Oral Language Course: Pre-schoolers (4-5)
The class preparation time is crucial to ensure the achievement of the objectives set by the teacher. This paper makes the best effort to highlight the importance of pre-planning, and the aspects to be included in the planning. Therefore, depending on the school, the goal is to encourage the development of linguistic and communicative competence in, children, as well as, provide students with various communicative contexts in which they find an opportunity to use the language in various purposes. Teaching oral communication to the preschoolers should enable the development of communicative competence of the child, which means you have to provide the necessary opportunities so he/she can access social conventions that help them know when they can or should speak, when it suits, etc., to interact effectively in different communicative situations he/she will be immersed in throughout life.

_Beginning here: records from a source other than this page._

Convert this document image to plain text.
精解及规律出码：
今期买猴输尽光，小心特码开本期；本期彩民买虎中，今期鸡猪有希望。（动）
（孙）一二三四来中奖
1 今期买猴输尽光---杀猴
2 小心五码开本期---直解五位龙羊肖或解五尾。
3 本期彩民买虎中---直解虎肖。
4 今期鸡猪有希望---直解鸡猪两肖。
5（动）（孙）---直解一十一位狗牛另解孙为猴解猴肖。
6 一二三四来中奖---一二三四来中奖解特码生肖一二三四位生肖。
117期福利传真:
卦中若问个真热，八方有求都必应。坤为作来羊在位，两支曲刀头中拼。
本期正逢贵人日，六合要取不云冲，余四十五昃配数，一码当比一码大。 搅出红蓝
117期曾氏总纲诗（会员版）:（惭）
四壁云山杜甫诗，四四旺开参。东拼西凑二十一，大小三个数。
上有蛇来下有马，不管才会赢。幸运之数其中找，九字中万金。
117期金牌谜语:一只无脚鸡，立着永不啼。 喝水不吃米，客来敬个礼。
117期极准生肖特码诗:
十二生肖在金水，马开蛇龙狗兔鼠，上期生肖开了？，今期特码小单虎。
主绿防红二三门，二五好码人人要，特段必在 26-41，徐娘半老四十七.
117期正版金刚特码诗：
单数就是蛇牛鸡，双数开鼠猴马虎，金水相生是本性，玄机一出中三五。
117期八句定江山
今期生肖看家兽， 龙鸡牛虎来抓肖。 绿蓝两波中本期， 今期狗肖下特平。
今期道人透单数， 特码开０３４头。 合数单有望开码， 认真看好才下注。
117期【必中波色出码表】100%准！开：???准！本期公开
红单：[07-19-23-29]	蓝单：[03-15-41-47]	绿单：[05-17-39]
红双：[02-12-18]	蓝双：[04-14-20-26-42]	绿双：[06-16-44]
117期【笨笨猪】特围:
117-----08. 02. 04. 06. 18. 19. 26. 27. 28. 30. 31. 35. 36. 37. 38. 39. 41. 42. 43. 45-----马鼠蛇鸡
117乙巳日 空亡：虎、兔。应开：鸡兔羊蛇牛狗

The area needed for this will be in the classroom. A blackboard, dry erase board, and markers are necessary for the children to expand their intellectual thinking on a subject. Resource books with clear information and diagrams are also needed. The child learns to speak by living in society. Learning to communicate through speech, first in the family context, then increases their linguistic repertoire from interaction with others and finally develops oral communication in schools from their previous knowledge, in various contexts, especially in the formal which must incorporate certain conventions and the use of specific linguistic resources. Developing orally implies giving children an extremely useful tool for socialization and its development as a subject of knowledge, to the extent that as in many situations. One way to develop oral language at the preschooler level is through play, as it is considered the fundamental activity of the child and is the principle that guides the educational activity. It is a way of interacting with reality and learning.

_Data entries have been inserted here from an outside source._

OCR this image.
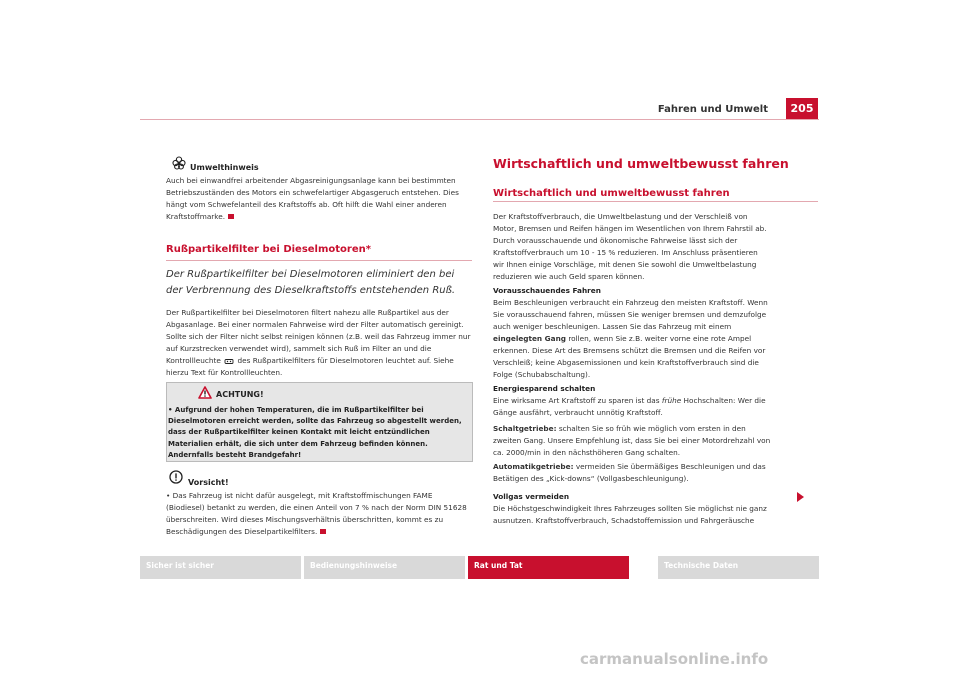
Fahren und Umwelt	205
Umwelthinweis
Auch bei einwandfrei arbeitender Abgasreinigungsanlage kann bei bestimmten Betriebszuständen des Motors ein schwefelartiger Abgasgeruch entstehen. Dies hängt vom Schwefelanteil des Kraftstoffs ab. Oft hilft die Wahl einer anderen Kraftstoffmarke.
Rußpartikelfilter bei Dieselmotoren*
Der Rußpartikelfilter bei Dieselmotoren eliminiert den bei der Verbrennung des Dieselkraftstoffs entstehenden Ruß.
Der Rußpartikelfilter bei Dieselmotoren filtert nahezu alle Rußpartikel aus der Abgasanlage. Bei einer normalen Fahrweise wird der Filter automatisch gereinigt. Sollte sich der Filter nicht selbst reinigen können (z.B. weil das Fahrzeug immer nur auf Kurzstrecken verwendet wird), sammelt sich Ruß im Filter an und die Kontrollleuchte des Rußpartikelfilters für Dieselmotoren leuchtet auf. Siehe hierzu Text für Kontrollleuchten.
ACHTUNG!
• Aufgrund der hohen Temperaturen, die im Rußpartikelfilter bei Dieselmotoren erreicht werden, sollte das Fahrzeug so abgestellt werden, dass der Rußpartikelfilter keinen Kontakt mit leicht entzündlichen Materialien erhält, die sich unter dem Fahrzeug befinden können. Andernfalls besteht Brandgefahr!
Vorsicht!
• Das Fahrzeug ist nicht dafür ausgelegt, mit Kraftstoffmischungen FAME (Biodiesel) betankt zu werden, die einen Anteil von 7 % nach der Norm DIN 51628 überschreiten. Wird dieses Mischungsverhältnis überschritten, kommt es zu Beschädigungen des Dieselpartikelfilters.
Wirtschaftlich und umweltbewusst fahren
Wirtschaftlich und umweltbewusst fahren
Der Kraftstoffverbrauch, die Umweltbelastung und der Verschleiß von Motor, Bremsen und Reifen hängen im Wesentlichen von Ihrem Fahrstil ab. Durch vorausschauende und ökonomische Fahrweise lässt sich der Kraftstoffverbrauch um 10 - 15 % reduzieren. Im Anschluss präsentieren wir Ihnen einige Vorschläge, mit denen Sie sowohl die Umweltbelastung reduzieren wie auch Geld sparen können.
Vorausschauendes Fahren
Beim Beschleunigen verbraucht ein Fahrzeug den meisten Kraftstoff. Wenn Sie vorausschauend fahren, müssen Sie weniger bremsen und demzufolge auch weniger beschleunigen. Lassen Sie das Fahrzeug mit einem eingelegten Gang rollen, wenn Sie z.B. weiter vorne eine rote Ampel erkennen. Diese Art des Bremsens schützt die Bremsen und die Reifen vor Verschleiß; keine Abgasemissionen und kein Kraftstoffverbrauch sind die Folge (Schubabschaltung).
Energiesparend schalten
Eine wirksame Art Kraftstoff zu sparen ist das frühe Hochschalten: Wer die Gänge ausfährt, verbraucht unnötig Kraftstoff.
Schaltgetriebe: schalten Sie so früh wie möglich vom ersten in den zweiten Gang. Unsere Empfehlung ist, dass Sie bei einer Motordrehzahl von ca. 2000/min in den nächsthöheren Gang schalten.
Automatikgetriebe: vermeiden Sie übermäßiges Beschleunigen und das Betätigen des „Kick-downs“ (Vollgasbeschleunigung).
Vollgas vermeiden
Die Höchstgeschwindigkeit Ihres Fahrzeuges sollten Sie möglichst nie ganz ausnutzen. Kraftstoffverbrauch, Schadstoffemission und Fahrgeräusche
Sicher ist sicher	Bedienungshinweise	Rat und Tat	Technische Daten
carmanualsonline.info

Activities and Elements of the Lesson Plan
In working alone or in in groups, the children will learn how to speak. Through it, children will express their feelings, fears, affections and fantasies. It is also important for the development of the child, as it contributes to their psychological, social learning and the laws of the physical world and the growth of intelligence. The students will be doing the following:
• Develop and strengthen their confidence in their own abilities and expressive communication through spoken language;
• Strengthen their ability to express, to share ideas, feelings, experiences, desires and preferences showing interest in being heard and understood;
• Use the word as a creative tool; and
• Describe objects, people, events, etc.
1. Game #1- Who is in the hat?
Randomly from a box, pull two or three hats and place them on the board. Ask the students to complete the figures according to what the hat simulates to them. Once they are finished drawing, ask who these characters are and how they can relate to each of them.
Example: A king and a witch – Are they friends? Will the witch want to bewitch the king? Why? Are they going to do something together? Are they fighting? Why?
2. Continue activity 1
The day after the completion of activity one, the teacher will lead a story with characters selected through hats by the students (the king if they chose a crown, a witch if they chose a witch’s hat, a cowboy, etc.) and leave the open ending for the story so each child can provide an oral story as they wish the story to end.

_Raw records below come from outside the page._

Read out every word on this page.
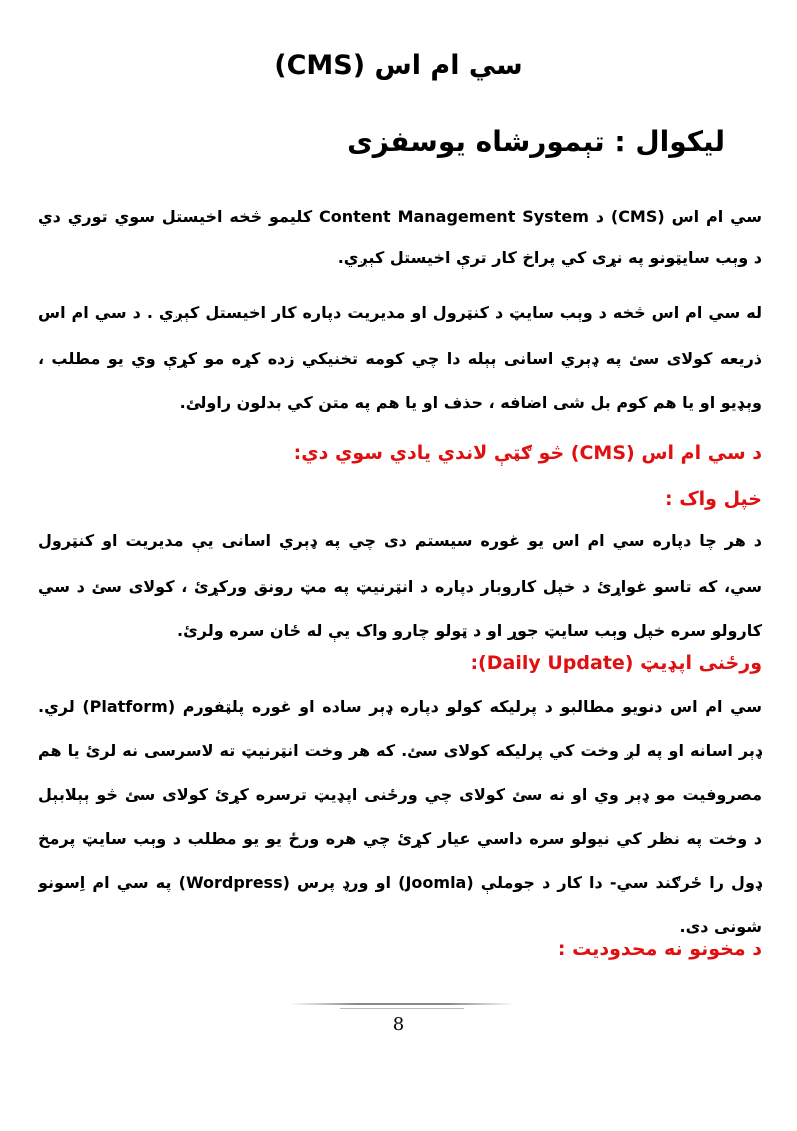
سي ام اس (CMS)
ليکوال : تېمورشاه يوسفزی
سي ام اس (CMS) د Content Management System کليمو څخه اخيستل سوي توري دي
د وېب سايټونو په نړی کي پراخ کار ترې اخيستل کېږي.
له سي ام اس څخه د وېب سايټ د کنټرول او مديريت دپاره کار اخيستل کېږي . د سي ام اس
ذريعه کولای سئ په ډېري اسانی ېېله دا چي کومه تخنيکي زده کړه مو کړې وي يو مطلب ،
وېډيو او يا هم کوم بل شی اضافه ، حذف او يا هم په متن کي بدلون راولئ.
د سي ام اس (CMS) څو ګټې لاندي يادي سوي دي:
خپل واک :
د هر چا دپاره سي ام اس يو غوره سيستم دی چي په ډېري اسانی يې مديريت او کنټرول
سي، که تاسو غواړئ د خپل کاروبار دپاره د انټرنيټ په مټ رونق ورکړئ ، کولای سئ د سي
کارولو سره خپل وېب سايټ جوړ او د ټولو چارو واک يې له ځان سره ولرئ.
ورځنی اپډيټ (Daily Update):
سي ام اس دنويو مطالبو د پرليکه کولو دپاره ډېر ساده او غوره پلټفورم (Platform) لري.
ډېر اسانه او په لږ وخت کي پرليکه کولای سئ. که هر وخت انټرنيټ ته لاسرسی نه لرئ يا هم
مصروفيت مو ډېر وي او نه سئ کولای چي ورځنی اپډيټ ترسره کړئ کولای سئ څو ېېلابېل
د وخت په نظر کي نيولو سره داسي عيار کړئ چي هره ورځ يو يو مطلب د وېب سايټ پرمخ
ډول را ځرګند سي- دا کار د جوملې (Joomla) او ورډ پرس (Wordpress) په سي ام اِسونو
شونی دی.
د مخونو نه محدوديت :
8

3. Game #2 – Match the shoes!
At the end of the week, the teacher will take several drawings of shoes, some with high heels, high black boots, work boots, etc., and draw on the board different people: a woman, a princess, a witch, a firefighter, a dancer, and children should determine the type of shoes that each draws. The teacher will ask questions such as what shoes match the board person so the student can have an opportunity to participate orally. Here you see the response of children from this activity is better or worse in relation to activity number one, if they changed the way they express verbally in public (in front of the class), among other things.